The Cuban pygmy owl is 16 to 17 cm long. Males weigh 47 to 68 g and females 66 to 102 g. It has two color morphs, gray-brown and rufous; the former is more common. Both morphs have a pale grayish face, whitish to cinnamon "brows" over yellow eyes, and a pair of dark "false eyes" on the nape. The nominate gray-brown morph's crown, sides of the head, and back are grayish brown with white spots; the shoulders have diffuse dark barring. The tail is also grayish brown, with white bars. The throat is brown, the sides of the breast and flanks brown with darker bars, the center of the breast white, and the rest of the underparts off-white with dark brown streaks and spots. The rufous morph replaces the gray-brown with cinnamon. G. s. turquinense is much darker and has fewer spots on the upperparts. G. s. vittatum is larger than the nominate and the barring on the shoulders is more defined.

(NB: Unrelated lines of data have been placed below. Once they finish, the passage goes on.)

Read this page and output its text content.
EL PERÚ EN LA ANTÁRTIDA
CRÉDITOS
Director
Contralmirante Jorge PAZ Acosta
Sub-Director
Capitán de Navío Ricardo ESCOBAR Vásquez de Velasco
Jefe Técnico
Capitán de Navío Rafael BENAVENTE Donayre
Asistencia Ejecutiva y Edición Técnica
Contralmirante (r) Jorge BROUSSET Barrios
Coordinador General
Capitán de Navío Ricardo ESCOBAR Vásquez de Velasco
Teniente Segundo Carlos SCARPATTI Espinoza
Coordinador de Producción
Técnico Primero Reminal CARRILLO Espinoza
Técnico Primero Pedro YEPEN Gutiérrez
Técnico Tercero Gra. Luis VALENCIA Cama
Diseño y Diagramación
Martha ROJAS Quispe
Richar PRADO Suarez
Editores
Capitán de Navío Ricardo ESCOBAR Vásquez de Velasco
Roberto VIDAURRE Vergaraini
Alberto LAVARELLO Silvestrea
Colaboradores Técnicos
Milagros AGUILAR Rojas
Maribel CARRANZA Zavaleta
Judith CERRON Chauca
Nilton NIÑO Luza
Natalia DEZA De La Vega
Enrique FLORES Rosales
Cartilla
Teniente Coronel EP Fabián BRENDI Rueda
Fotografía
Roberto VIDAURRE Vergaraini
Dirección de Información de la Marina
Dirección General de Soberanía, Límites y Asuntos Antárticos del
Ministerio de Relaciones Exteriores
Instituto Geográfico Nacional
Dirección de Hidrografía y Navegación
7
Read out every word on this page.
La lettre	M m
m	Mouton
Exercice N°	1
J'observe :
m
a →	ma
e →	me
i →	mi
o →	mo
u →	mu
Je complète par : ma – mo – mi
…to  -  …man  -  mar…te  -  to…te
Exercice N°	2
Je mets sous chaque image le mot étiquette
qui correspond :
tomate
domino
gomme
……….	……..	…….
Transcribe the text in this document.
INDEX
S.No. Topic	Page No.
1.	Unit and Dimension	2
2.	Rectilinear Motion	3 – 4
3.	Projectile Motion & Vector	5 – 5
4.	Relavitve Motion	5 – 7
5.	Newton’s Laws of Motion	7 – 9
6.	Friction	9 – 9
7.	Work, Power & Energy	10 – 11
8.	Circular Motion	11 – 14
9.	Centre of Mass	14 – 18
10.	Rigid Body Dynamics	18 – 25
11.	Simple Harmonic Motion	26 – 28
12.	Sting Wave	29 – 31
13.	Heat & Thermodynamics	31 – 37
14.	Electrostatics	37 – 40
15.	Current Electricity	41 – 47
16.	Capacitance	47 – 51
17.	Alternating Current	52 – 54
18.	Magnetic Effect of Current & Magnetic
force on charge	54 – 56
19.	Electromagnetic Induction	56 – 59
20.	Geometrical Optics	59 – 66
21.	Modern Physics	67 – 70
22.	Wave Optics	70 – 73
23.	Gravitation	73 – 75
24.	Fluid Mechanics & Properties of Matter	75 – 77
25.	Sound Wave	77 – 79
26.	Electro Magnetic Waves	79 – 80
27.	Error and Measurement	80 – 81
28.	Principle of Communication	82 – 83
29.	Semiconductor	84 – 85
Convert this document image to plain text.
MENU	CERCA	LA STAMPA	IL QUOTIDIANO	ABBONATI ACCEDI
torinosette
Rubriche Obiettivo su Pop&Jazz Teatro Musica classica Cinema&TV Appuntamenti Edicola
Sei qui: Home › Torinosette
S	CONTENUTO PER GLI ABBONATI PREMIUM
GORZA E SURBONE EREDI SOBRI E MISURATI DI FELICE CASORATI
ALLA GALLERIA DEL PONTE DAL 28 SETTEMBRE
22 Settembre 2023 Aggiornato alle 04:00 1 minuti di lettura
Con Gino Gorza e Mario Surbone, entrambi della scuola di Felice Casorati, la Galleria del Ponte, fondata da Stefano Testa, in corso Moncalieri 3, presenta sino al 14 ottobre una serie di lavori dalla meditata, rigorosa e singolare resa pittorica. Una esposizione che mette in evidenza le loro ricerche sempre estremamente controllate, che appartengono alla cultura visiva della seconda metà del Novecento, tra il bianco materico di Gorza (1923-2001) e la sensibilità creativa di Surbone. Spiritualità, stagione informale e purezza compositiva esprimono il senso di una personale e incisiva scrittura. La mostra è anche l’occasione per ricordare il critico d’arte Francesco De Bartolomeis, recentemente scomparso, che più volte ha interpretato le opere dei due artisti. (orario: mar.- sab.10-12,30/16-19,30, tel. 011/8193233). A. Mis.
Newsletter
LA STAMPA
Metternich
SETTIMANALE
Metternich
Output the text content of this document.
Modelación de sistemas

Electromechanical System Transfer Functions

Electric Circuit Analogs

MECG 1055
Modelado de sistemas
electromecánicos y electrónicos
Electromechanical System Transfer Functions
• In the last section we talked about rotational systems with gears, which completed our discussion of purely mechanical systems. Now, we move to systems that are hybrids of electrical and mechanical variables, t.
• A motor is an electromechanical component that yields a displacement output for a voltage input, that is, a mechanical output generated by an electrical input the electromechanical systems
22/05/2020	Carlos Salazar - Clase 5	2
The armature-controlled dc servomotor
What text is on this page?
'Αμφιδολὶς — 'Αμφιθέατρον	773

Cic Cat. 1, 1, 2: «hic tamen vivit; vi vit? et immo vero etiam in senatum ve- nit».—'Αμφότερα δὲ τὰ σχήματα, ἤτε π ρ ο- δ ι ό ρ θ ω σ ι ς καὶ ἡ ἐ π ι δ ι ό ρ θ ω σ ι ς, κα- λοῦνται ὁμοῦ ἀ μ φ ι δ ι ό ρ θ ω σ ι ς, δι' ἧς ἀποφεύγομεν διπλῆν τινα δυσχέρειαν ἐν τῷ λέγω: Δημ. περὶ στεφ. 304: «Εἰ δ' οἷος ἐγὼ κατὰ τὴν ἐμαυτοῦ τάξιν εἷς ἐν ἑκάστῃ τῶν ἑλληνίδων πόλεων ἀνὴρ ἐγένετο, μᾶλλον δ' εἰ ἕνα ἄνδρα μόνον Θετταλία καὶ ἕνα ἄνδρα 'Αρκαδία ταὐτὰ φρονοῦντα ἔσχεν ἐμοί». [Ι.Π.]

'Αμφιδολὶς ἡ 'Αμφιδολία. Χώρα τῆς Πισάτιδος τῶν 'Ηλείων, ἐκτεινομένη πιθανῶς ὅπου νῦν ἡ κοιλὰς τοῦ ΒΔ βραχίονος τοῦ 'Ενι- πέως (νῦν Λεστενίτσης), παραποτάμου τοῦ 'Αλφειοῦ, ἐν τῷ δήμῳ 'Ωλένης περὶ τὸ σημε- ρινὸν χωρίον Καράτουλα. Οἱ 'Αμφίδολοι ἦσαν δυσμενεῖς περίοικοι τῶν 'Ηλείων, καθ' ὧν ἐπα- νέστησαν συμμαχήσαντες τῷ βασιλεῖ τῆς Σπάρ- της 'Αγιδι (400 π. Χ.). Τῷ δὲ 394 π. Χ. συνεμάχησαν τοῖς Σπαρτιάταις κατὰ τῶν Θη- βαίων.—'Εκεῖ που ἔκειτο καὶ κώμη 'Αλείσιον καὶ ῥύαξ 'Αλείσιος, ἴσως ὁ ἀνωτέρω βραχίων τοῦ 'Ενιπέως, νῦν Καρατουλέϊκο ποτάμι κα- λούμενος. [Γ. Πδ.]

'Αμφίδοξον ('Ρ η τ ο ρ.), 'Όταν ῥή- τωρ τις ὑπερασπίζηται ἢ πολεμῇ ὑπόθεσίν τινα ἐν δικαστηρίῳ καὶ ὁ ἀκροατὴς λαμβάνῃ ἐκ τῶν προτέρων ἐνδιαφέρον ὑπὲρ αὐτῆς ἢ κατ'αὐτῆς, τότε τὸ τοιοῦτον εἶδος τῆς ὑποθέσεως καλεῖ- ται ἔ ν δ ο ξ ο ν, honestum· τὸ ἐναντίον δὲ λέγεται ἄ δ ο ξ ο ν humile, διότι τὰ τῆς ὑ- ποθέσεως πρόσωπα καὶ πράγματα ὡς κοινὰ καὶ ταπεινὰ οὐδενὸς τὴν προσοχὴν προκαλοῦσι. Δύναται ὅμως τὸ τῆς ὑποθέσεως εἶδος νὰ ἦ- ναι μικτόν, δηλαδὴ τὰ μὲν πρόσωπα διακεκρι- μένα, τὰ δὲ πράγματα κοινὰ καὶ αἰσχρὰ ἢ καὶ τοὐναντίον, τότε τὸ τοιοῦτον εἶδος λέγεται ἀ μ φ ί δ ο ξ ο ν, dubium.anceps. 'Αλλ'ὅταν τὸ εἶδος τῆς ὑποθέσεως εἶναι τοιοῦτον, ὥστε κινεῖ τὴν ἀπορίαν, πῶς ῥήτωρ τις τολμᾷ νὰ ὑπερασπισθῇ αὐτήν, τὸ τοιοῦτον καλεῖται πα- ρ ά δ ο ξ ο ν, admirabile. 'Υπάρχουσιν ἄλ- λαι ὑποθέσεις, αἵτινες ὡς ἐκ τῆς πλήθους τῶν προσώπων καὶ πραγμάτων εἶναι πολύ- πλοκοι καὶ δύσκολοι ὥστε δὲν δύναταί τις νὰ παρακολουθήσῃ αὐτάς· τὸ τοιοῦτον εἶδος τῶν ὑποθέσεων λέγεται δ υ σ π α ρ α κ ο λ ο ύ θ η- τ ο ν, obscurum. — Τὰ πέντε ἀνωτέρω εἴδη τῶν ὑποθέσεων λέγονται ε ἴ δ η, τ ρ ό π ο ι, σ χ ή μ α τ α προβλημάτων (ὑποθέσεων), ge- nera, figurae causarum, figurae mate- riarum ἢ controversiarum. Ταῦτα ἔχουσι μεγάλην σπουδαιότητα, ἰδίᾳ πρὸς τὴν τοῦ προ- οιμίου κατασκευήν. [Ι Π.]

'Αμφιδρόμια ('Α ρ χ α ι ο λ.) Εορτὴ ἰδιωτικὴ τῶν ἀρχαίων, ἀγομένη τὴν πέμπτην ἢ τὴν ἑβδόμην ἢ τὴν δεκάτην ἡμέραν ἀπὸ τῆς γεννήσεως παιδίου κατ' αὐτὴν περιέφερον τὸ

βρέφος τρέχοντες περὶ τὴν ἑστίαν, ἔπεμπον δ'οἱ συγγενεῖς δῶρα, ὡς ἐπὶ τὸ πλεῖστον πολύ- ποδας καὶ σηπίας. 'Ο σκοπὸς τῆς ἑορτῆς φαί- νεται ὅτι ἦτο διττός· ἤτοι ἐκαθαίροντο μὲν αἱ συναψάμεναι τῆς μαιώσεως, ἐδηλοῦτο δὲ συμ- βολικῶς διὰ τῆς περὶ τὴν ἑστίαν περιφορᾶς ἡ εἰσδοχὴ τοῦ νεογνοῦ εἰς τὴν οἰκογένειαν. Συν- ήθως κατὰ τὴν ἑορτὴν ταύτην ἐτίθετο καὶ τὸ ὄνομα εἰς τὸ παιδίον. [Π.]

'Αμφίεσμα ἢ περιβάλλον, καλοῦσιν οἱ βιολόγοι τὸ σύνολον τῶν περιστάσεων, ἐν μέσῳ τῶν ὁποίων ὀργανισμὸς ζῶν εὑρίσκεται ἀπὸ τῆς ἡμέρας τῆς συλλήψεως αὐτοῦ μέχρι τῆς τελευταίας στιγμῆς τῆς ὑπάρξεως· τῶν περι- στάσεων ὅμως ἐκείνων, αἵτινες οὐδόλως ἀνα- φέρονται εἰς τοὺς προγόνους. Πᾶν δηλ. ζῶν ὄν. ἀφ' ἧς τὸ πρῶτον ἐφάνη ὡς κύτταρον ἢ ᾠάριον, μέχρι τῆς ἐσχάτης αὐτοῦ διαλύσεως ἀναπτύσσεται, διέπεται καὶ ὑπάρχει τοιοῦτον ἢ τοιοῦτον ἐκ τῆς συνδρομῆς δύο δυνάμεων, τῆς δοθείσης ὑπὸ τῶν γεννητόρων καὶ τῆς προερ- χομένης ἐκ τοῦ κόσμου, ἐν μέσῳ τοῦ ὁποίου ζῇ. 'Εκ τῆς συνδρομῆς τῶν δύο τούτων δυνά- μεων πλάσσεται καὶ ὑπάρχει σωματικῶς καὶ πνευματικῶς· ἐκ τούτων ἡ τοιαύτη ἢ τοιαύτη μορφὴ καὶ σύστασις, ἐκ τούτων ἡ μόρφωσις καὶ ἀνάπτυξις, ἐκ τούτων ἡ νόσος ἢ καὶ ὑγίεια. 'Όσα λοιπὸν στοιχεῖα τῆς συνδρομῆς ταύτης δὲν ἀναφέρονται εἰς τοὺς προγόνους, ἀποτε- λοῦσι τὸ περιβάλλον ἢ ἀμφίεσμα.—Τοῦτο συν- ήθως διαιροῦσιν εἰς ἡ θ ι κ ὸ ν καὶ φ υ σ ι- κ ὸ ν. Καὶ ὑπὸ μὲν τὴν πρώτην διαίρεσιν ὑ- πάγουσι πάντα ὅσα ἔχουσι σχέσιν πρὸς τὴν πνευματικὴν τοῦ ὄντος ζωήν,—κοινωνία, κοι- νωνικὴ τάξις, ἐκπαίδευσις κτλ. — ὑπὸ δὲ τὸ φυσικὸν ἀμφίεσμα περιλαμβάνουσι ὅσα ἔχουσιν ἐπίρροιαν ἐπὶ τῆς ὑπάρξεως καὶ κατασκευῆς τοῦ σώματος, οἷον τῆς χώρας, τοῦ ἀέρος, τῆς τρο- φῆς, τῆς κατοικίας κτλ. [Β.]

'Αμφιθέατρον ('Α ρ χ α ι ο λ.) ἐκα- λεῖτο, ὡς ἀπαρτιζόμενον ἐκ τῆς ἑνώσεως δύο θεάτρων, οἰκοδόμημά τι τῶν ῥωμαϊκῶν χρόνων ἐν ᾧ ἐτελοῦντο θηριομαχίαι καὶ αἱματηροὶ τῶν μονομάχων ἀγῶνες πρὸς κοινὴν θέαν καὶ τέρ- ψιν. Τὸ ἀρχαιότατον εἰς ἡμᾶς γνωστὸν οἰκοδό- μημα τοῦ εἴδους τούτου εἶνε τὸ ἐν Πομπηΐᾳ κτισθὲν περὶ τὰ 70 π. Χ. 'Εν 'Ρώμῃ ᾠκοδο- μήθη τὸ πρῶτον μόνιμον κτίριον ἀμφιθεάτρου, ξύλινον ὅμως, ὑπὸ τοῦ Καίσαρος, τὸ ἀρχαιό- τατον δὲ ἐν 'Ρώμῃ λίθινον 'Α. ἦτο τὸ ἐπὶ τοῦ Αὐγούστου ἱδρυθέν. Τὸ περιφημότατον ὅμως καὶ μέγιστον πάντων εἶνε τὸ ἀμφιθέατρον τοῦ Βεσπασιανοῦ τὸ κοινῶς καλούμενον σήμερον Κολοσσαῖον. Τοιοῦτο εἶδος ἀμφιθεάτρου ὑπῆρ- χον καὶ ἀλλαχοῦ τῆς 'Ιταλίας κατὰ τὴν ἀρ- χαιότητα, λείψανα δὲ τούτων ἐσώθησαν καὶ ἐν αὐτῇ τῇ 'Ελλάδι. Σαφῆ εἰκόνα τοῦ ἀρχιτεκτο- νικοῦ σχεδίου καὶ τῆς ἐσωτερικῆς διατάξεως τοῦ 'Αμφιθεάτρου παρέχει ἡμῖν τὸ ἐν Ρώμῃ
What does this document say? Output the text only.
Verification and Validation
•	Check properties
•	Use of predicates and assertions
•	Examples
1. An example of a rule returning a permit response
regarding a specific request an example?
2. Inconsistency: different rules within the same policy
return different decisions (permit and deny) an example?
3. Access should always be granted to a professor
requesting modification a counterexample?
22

==Distribution and habitat==

The Cuban pygmy owl is the most common and most frequently observed owl in the country. The nominate subspecies is found throughout the main island of Cuba except on its highest mountain, Pico Turquino. Subspecies G. s. turquinense is found only on that mountain and G. s. vittatum on the Isla de la Juventud (Isle of Pines) and possibly the Guanahacabibes Peninsula. The species inhabits the interiors and edges of coastal, deciduous, and montane forest, both primary and secondary. It is also found in areas such as pastures with scattered trees, cultivated fields, plantations, and large city parks. In elevation it ranges from sea level to 1500 m.

==Behavior==
===Feeding===

The Cuban pygmy owl is active in both daytime and the night. It hunts from a perch; though its diet has not been studied in detail, it appears to feed mostly on insects and small reptiles, and also takes small mammals, birds, and frogs.

===Breeding===

The Cuban pygmy owl nests in the dry season of November to April. It lays a clutch of three or four eggs in a tree cavity, either natural or one previously used by a woodpecker. The female incubates the eggs.

===Vocalization===

The Cuban pygmy owl has two known vocalizations. The male sings "a series of more or less equally spaced notes similar to the song of the mountain pygmy owl (Glaucidium gnoma)". Both sexes make an apparent alarm call, "a rapid and accelerating series of rather higher-pitched, squeaky-sounding notes".

==Status==

The IUCN has assessed the Cuban pygmy owl as being of Least Concern. Though its population has not been quantified, it is considered fairly common to common. It is "[a]dversely affected by destruction of small patches of woodland".